A woman is facing backlash for her ‘backwards’ and ‘misdirected’ protest after announcing she refused to serve jury duty due to her ’emotional distress’ over the reversal of Roe v. Wade.
Alyssa Wolfe, who is known as @eatwithlys on TikTok, detailed her scathing response to her recent jury summons in a now-viral video days after the Supreme Court overturned the 1973 ruling that made abortion legal at the federal level.
‘I was summoned for jury duty,’ she explained in the on-screen text. ‘As a woman in my 20s, this is what I had to say…am I wrong though?’
Alyssa Wolfe, who is known as @eatwithlys on TikTok, revealed in a now-viral video that she refused to serve jury duty due to her ’emotional distress’ over the reversal of Roe v. Wade
She shared a screenshot of the email she allegedly sent stating she no longer feels comfortable serving her country
The footage then cut to a screenshot of the email she allegedly sent to the jury coordinator saying she won’t be serving jury duty from July 18 to July 22.
‘I will NOT be attending jury duty,’ the message said. ‘In light of ROE V WADE and other basic human rights continuing to be taken, I no longer live in a country that serves me. Therefore, I do NOT feel comfortable serving it.
‘Being part of the jury service at this time would put me in extreme emotional distress,’ she continued. ‘Not to mention my opinions would be completely biased. I hope you understand and are able to find another United States citizen that is actually proud to be such.’
At the end of the video, Wolfe added: ‘Stay tuned to see if I’m held in contempt.’ She also stated in the caption that ‘this is the saddest email I’ve ever had to write.’
The video has been viewed more than 2.6 million times in less than a week and has received thousands of comments.
However, a number of people, including those who are against Roe v. Wade being overturned, felt her protest was doing more harm than good.
On June 24, the Supreme Court voted 6-3 to strike down the historic ruling that permitted abortions during the first two trimesters of pregnancy in the U.S. for nearly half a century.

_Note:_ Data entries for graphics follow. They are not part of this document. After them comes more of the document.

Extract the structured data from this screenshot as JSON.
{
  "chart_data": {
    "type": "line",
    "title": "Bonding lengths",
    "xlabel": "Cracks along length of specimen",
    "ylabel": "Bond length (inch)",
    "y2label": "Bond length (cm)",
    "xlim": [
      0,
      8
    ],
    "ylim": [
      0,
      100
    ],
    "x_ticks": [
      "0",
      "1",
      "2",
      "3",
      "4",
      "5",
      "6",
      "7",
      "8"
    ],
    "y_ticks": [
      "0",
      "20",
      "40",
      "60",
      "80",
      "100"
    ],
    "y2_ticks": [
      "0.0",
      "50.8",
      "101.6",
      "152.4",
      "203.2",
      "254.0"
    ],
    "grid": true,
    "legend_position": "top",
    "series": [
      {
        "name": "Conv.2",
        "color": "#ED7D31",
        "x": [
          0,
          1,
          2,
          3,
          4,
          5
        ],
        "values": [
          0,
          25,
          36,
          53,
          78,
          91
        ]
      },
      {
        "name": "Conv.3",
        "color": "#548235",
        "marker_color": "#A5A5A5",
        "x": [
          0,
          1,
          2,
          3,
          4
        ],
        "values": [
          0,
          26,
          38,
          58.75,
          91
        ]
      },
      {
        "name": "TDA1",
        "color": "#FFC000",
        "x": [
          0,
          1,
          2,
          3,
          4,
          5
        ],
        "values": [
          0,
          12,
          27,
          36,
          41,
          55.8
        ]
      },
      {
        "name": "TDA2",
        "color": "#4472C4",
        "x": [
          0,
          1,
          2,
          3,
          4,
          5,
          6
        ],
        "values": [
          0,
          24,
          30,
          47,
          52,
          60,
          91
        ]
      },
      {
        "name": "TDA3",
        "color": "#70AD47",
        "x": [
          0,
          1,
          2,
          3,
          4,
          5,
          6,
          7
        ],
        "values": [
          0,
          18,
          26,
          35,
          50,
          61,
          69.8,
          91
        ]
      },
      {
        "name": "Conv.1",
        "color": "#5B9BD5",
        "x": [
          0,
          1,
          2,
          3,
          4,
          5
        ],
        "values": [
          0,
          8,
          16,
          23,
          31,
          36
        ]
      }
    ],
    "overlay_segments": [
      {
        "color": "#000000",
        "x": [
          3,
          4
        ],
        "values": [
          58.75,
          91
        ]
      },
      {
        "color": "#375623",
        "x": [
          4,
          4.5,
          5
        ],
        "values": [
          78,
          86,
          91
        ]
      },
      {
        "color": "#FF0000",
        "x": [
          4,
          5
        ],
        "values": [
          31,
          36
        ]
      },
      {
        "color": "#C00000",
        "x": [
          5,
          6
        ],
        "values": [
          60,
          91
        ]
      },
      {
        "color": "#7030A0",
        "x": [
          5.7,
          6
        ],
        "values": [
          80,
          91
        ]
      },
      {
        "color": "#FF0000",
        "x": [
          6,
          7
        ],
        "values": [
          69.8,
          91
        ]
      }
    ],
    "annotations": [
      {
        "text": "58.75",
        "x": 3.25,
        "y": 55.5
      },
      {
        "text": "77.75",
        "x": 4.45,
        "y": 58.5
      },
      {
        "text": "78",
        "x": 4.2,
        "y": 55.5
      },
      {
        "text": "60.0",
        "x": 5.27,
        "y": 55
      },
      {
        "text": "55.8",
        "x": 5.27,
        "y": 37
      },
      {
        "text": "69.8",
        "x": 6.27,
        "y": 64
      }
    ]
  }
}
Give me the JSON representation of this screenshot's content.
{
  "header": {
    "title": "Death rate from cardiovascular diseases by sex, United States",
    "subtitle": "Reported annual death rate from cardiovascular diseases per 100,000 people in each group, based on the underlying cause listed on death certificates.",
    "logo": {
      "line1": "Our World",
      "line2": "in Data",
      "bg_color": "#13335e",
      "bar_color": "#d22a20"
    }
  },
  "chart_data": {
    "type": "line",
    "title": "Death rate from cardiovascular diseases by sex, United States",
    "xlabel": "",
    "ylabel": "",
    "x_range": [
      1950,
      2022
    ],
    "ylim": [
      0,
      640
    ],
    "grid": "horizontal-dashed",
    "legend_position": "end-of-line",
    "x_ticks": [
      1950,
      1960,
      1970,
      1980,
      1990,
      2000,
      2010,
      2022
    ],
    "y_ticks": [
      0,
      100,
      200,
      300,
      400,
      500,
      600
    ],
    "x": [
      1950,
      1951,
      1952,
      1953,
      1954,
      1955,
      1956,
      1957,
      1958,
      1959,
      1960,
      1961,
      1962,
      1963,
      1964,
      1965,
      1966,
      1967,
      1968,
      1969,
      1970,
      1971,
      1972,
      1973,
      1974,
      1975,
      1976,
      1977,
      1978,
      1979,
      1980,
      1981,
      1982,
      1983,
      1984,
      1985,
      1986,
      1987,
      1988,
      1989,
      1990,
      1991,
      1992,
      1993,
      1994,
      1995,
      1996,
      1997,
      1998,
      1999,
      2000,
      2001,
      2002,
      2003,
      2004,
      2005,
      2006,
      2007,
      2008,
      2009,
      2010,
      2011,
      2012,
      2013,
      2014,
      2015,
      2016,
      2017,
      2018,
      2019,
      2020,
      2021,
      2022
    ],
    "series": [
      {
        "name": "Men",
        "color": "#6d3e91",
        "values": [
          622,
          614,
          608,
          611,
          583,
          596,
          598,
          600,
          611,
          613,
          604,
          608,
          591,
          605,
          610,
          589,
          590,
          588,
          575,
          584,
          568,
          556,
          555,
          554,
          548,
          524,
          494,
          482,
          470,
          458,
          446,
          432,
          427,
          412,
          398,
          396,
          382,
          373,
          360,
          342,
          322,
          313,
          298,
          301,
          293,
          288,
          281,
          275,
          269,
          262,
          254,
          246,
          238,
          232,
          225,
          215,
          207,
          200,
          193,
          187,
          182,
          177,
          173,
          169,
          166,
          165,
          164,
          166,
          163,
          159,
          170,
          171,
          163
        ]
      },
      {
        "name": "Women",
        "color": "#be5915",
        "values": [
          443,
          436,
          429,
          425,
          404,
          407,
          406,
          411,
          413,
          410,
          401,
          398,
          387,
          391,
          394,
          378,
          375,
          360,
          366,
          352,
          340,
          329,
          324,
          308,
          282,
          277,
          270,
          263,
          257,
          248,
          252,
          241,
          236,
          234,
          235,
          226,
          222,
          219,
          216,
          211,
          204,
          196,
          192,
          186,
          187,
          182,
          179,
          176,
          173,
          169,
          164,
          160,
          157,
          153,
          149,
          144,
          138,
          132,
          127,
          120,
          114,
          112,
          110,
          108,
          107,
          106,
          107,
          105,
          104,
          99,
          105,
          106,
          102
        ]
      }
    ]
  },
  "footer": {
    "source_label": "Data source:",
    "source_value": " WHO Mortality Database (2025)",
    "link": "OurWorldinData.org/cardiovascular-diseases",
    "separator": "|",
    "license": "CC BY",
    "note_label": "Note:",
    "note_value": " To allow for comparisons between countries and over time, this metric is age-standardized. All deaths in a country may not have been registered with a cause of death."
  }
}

At least 26 states in total are expected to enact partial or total bans on abortion, with Democrat-run areas offering to act as ‘sanctuaries’ for women from states where bans have been imposed to come and receive free terminations.
A number of viewers, including those who are against Roe v. Wade being overturned, felt her protest was doing more harm than good
Some states have already proceeded with plans to band abortion, including Florida, Indiana, Montana, Nebraska, Georgia, Iowa, and South Carolina, while other state officials are attempting to reestablish the right to the procedure.
Many critics argued in the comments of Wolfe’s video that it’s more important than ever for liberals to have a voice in the courtroom to defend marginalized groups, including women in states with abortion bans or restrictive laws.
‘We need to be in those seats and using our voices! Don’t remove yourself from spaces where you could make the change you’re wanting to see!’ one person wrote.
‘I completely understand, I am protesting in my own ways, but I needed someone like you in the jury when I had my SA trial. Your voice matters here,’ someone else commented.
Another added: ‘Good in theory but imagine if this was a case in which a woman was being tried for an abortion. We need liberal POV!’
In a follow-up video, Wolfe hit back at a commenter who minimalized the dangerous effect the reversal of Roe v. Wade will have on women
Wolfe explained in the on-screen text that Roe v. Wade is ‘about the constitutional right to privacy’
She noted that now Roe v. Wade had been overturned, other rights are at risk, including the right to contraception and the right to personal control of medical treatment
Wolfe also combatted comments from viewers who minimalized the dangerous effect the reversal of Roe v. Wade will have on women.
In a follow-up clip, she responded to someone who mocked her stance, writing: ‘It’s pathetic… truly… “Emotionally distressed” because you have to be responsible about [your] sex life? Please…’
Wolfe explained in the on-screen text that ‘ROE V. WADE IS SO MUCH MORE THAN THIS! It’s about the constitutional right to privacy.’
She noted that now Roe v. Wade had been overturned, other rights are at risk, including the right to contraception, the right to marry, and the right to personal control of medical treatment.
In her bio, she shared a link to the National Women’s Law Center’s fact sheet about the constitutional importance of Roe v. Wade and the right to privacy to educate others.